After stroke, TLR4/DR on the cell membrane receives the corresponding inflammatory stimulus and triggers pyroptosis, apoptosis, or necroptosis. Caspase-8 is a key protein regulating several modes of PCD death; normal expression of Caspase-8 enzyme activity favors the induction of apoptosis, diminished Caspase-8 activity helps induce necroptosis, whereas inactive Caspase-8 can promote ASC-procaspase-1 binding to induce pyroptotic cell death. The PANoptosome, a key complex triggering PAN-optosis, is mainly activated by IAV invasion, in which ZBP1 and RIPK3 act as sensors and Caspase-6 enhances their sensitivity; the reduction of TAK1 after stroke also promotes PANoptosome formation, triggering PANoptosis and aggravating brain injury. TLR4 toll-like receptor 4, DR death receptor, RIPK1 receptor interacting serine threonine kinase 1, RIPK3 receptor interacting serine threonine kinase 3, MLKL mixed-lineage kinase domain-like protein, ZBP1 Z-DNA binding protein 1, NLRP3 NOD-like receptor thermal protein domain associated protein 3, ASC apoptosis-associated speck-like protein containing CARD, NF-κB nuclear factor kappa-B, GSDMD gasdermin D, IAV influenza A virus, PANoptosis pyroptosis + apoptosis+necroptosis, TAK1 TGF beta-activated kinase 1.
Fig. 4
Fig. 4. Potential drugs for stroke—targeting pyroptosis.
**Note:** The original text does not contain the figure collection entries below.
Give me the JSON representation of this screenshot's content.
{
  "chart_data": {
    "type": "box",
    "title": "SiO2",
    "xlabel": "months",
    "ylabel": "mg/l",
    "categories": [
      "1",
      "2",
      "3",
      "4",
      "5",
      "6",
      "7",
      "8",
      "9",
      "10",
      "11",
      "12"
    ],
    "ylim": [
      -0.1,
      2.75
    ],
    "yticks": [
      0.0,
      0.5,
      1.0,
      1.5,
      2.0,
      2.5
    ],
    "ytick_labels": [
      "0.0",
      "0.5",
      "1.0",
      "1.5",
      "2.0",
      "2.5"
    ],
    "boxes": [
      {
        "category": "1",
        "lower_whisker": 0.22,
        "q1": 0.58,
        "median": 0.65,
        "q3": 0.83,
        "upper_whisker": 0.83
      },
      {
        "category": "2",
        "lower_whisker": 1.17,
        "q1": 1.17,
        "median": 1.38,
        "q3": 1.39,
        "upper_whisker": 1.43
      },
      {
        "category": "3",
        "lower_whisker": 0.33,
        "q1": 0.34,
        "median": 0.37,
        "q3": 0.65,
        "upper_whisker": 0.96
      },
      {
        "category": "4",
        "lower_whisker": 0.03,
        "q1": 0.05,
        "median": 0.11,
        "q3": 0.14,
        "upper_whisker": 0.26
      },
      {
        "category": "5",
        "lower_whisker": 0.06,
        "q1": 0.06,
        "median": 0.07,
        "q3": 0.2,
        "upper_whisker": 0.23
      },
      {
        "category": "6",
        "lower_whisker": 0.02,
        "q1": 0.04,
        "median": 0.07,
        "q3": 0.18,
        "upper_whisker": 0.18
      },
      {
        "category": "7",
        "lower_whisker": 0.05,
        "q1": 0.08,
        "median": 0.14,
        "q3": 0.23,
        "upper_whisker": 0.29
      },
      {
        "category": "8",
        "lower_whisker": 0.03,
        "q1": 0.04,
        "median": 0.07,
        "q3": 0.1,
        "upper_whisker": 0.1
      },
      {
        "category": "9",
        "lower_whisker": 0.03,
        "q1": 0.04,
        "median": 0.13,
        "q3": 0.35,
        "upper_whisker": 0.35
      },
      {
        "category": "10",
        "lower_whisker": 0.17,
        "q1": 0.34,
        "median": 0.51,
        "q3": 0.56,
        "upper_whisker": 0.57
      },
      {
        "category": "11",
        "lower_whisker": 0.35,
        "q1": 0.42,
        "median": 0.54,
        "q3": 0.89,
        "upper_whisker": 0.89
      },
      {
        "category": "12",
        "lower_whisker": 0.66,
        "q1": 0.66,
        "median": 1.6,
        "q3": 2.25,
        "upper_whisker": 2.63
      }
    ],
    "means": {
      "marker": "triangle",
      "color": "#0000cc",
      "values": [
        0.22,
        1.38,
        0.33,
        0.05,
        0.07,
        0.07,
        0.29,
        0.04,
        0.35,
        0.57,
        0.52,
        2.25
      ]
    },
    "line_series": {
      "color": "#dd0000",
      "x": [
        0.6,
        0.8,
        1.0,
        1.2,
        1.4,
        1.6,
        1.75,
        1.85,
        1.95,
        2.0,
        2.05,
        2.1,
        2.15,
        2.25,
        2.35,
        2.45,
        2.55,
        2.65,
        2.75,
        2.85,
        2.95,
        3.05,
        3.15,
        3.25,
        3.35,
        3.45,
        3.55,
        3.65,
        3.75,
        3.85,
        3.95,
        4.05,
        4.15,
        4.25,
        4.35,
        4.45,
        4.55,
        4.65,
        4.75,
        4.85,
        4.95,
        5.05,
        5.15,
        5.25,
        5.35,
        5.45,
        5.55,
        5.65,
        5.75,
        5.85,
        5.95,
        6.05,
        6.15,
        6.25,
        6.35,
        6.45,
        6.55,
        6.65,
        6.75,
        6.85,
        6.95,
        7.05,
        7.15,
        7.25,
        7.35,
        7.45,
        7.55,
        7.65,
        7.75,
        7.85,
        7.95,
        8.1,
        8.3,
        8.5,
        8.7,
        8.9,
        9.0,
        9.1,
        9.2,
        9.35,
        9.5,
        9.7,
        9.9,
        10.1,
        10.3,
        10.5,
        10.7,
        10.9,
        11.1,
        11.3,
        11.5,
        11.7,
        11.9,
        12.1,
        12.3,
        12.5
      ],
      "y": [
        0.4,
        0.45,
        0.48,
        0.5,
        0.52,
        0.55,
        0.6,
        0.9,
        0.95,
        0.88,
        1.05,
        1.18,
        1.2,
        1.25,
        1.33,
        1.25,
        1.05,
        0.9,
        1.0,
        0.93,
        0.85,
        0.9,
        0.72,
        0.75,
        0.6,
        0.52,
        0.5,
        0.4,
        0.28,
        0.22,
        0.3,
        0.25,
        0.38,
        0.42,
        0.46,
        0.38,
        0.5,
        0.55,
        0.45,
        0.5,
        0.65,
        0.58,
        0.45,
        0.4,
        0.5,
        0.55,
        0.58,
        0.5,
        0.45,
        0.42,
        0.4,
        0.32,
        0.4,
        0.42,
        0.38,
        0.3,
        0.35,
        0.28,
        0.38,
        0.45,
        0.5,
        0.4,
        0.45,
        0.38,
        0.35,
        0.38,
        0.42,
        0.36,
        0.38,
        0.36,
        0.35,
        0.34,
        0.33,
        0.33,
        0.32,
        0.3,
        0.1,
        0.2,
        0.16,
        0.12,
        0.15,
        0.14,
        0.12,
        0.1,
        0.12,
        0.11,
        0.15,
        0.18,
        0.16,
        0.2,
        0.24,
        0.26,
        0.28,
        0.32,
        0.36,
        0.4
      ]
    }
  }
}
Pinocembrin and berberine ameliorate neuroinflammation and pyroptosis after stroke by inhibiting the NF-κB pathway activation, thereby reducing the activation of NLRP3 inflammasomes. MCC950, OLT1177, RRx-001, and CY-09 reduce post-stroke pyroptosis by inhibiting NLRP3 inflammasome activation, whereas lycorine and taraxasterol act by affecting the structural domain of ASC, indirectly blocking NLRP3 inflammasome activation. VX765 and nitrosonisoldipine improve post-stroke neuroinflammation and pyroptosis by inhibiting Caspase-1 and Caspase-4/5/11, respectively. DMF and NSA reduce pyroptotic cell death by targeting Caspase-1-mediated processing of GSDMD at Cys191/Cys192. Disulfiram reduces pyroptosis by directly affecting the pore-forming activity of N-GSDMD. JMZ trimetazidine, OLT007 dapansutrile, NSA necrosulfonamide, DMF dimethyl fumarate, LPS lipopolysaccharides, NLRP3 NOD-like receptor thermal protein domain associated protein 3, ASC apoptosis-associated speck-like protein containing CARD, GSDMD gasdermin D.